Ne demişti Neyzen Tevfik: "Gece gündüz yok olur, an-ı dem Adem de geçer." Yok merak etmeyin, şiir muhabbeti yapacak değilim. Hemen öfleyip pöfleyenler olduğunu hissettim zira(!) Ne de olsa karın doyurmaz edebiyat - felsefe falan, öyle ya! O vakit biz de karın doyurucu şeylere geçelim. Nedir karın doyuracak şeyler? Tabi ki sabretmek ve susmak. Şöyle akşamdan canınız bol etli sulu bir yemek çektiyse yahut hastaysanız ve bir an evvel sıhhat bulmak istiyorsanız eğer, sabah kalkar kalkmaz bir tutam sabır otunu bir bardak suskunluk şerbetiyle atın ağzınıza. O insanı epey rahatlatır. Aman diyeyim, 'Sabır otu' ya da 'Agave' isminde gerçekten bir bitki var, onu kastetmiyorum! Kastettiğim bildiğimiz sabretmek. Ben 40 yaşındayım ve yarı ömrümü bunları kullanarak geçirdim. Bolca ağrı kesici de almam kaydıyla, şeytan kulağına kurşun turp gibiyim(!) Zaten milli bir yemeğimizdir bu bizim. Hele hele ömrünün sonuna kadar sadece bunlarla beslenenlerimiz olmuştur ki, onların yanında bizlerin esamesi bile okunmaz.
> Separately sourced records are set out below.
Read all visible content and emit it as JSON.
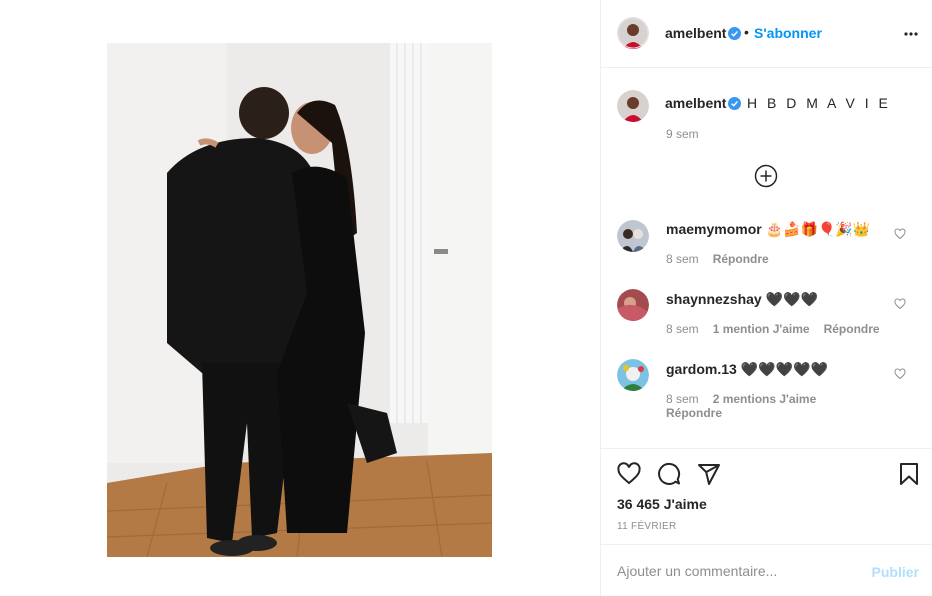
{
  "post": {
    "author": "amelbent",
    "verified": true,
    "follow_label": "S'abonner",
    "separator": "•",
    "more_icon": "more-horizontal-icon"
  },
  "caption": {
    "user": "amelbent",
    "text": "H B D M A V I E",
    "time": "9 sem"
  },
  "comments": [
    {
      "user": "maemymomor",
      "text": "🎂🍰🎁🎈🎉👑",
      "time": "8 sem",
      "likes": "",
      "reply": "Répondre"
    },
    {
      "user": "shaynnezshay",
      "text": "🖤🖤🖤",
      "time": "8 sem",
      "likes": "1 mention J'aime",
      "reply": "Répondre"
    },
    {
      "user": "gardom.13",
      "text": "🖤🖤🖤🖤🖤",
      "time": "8 sem",
      "likes": "2 mentions J'aime",
      "reply": "Répondre"
    }
  ],
  "actions": {
    "likes_count": "36 465 J'aime",
    "date": "11 FÉVRIER",
    "icons": [
      "heart-icon",
      "comment-icon",
      "share-icon",
      "bookmark-icon"
    ]
  },
  "add_comment": {
    "placeholder": "Ajouter un commentaire...",
    "publish_label": "Publier"
  },
  "colors": {
    "accent": "#0095f6",
    "publish_disabled": "#b2dffc",
    "muted": "#8e8e8e",
    "text": "#262626",
    "border": "#efefef"
  }
}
Ha bu arada kendine vazife çıkarmaya çalışanlara baştan diyeyim; yukarıda geçen "an-ı dem Adem de geçer" ifadesi kötü bir şey değil haa! Yani öyle kutsallara kem söz falan yok orada. Sağda solda böyle şeyleri savunacak enerjim yok. Zati mukaddes olarak kabul edilen şeylere hakaret kadar ahmakça başka ne vardır ki? Kısaca dem kelimesi, karın doyurmayan edebiyatımızda birçok anlamda kullanılır. Neyzen burada "çağ, zaman" manalarında kullanmıştır dem kelimesini. Yani insanlık hayatının bir gün biteceğini ifade eder. Her sözün şerhini yapmak icap eder bundan kelli. Neyse, ne diyorduk en son?
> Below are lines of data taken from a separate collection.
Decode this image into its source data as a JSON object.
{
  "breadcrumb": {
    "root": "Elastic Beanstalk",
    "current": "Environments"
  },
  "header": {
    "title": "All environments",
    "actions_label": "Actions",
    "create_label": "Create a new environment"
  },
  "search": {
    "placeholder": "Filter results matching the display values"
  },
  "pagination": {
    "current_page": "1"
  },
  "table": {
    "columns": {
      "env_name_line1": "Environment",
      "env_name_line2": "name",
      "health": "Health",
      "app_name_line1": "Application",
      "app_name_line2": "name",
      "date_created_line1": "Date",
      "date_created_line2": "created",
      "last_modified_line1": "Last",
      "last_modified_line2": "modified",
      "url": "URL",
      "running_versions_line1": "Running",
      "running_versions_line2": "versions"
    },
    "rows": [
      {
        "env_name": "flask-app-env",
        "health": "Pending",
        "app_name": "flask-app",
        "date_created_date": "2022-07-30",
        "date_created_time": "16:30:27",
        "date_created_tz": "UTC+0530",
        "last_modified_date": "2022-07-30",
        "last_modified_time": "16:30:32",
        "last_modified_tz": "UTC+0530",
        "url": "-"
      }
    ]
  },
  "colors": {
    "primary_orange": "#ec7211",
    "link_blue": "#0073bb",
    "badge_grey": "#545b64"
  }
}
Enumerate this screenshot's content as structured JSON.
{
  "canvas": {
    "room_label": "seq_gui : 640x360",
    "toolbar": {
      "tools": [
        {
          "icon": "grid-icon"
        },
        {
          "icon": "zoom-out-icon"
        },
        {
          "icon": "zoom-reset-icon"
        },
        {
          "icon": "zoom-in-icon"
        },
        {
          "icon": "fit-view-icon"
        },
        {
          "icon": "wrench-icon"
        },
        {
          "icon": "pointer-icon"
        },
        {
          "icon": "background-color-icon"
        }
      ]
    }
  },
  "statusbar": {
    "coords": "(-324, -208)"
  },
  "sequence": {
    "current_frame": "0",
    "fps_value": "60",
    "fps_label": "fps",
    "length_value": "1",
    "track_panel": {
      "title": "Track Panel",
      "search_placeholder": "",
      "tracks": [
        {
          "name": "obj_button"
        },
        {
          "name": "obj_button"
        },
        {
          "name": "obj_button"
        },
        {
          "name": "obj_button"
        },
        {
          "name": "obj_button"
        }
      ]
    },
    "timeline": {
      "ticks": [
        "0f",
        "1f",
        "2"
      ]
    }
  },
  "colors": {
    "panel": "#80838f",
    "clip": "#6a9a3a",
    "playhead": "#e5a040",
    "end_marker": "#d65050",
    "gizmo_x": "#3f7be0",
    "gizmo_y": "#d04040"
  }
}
Öyle ya umut diyorduk, direnebilmek diyorduk, yaşamak diyorduk… Diyorduk demesine de "gel de sabret kolaysa" diyenlerin sesi de kulağıma geliyor. Fakat kimse merak buyurmasın; böyle gelmiş amma böyle gitmez. Nasıl gider peki? Tabi ki daha da kötü gider(!) Dünyayı bekleyen çoook büyük sürprizler var daha. Hem dedik ya bizler talimliyiz sabretmeye. Bir defa bu topraklardan dünyaya gelirken kucağımızda bulduğumuz ilk şeydir direnmek. Ajitasyon peşinde değilim. Açıkçası umurumda da değil artık. Ama düşünsenize nelere direnmedik ki? Yoksulluğa direndik; o yoksullukta bitmeyen yollarda ölmeye direndik; ona buna kulluğa direndik; asker postallarına / devlet görünümlü devlet bilmezlere direndik; aşımıza, lokmamıza el ovuşturanlara direndik. Yetmedi, sevdalarımızda direndik; ölümlere ve ölüm gibi ayrılıklara direndik. Ha babam direndikçe direndik!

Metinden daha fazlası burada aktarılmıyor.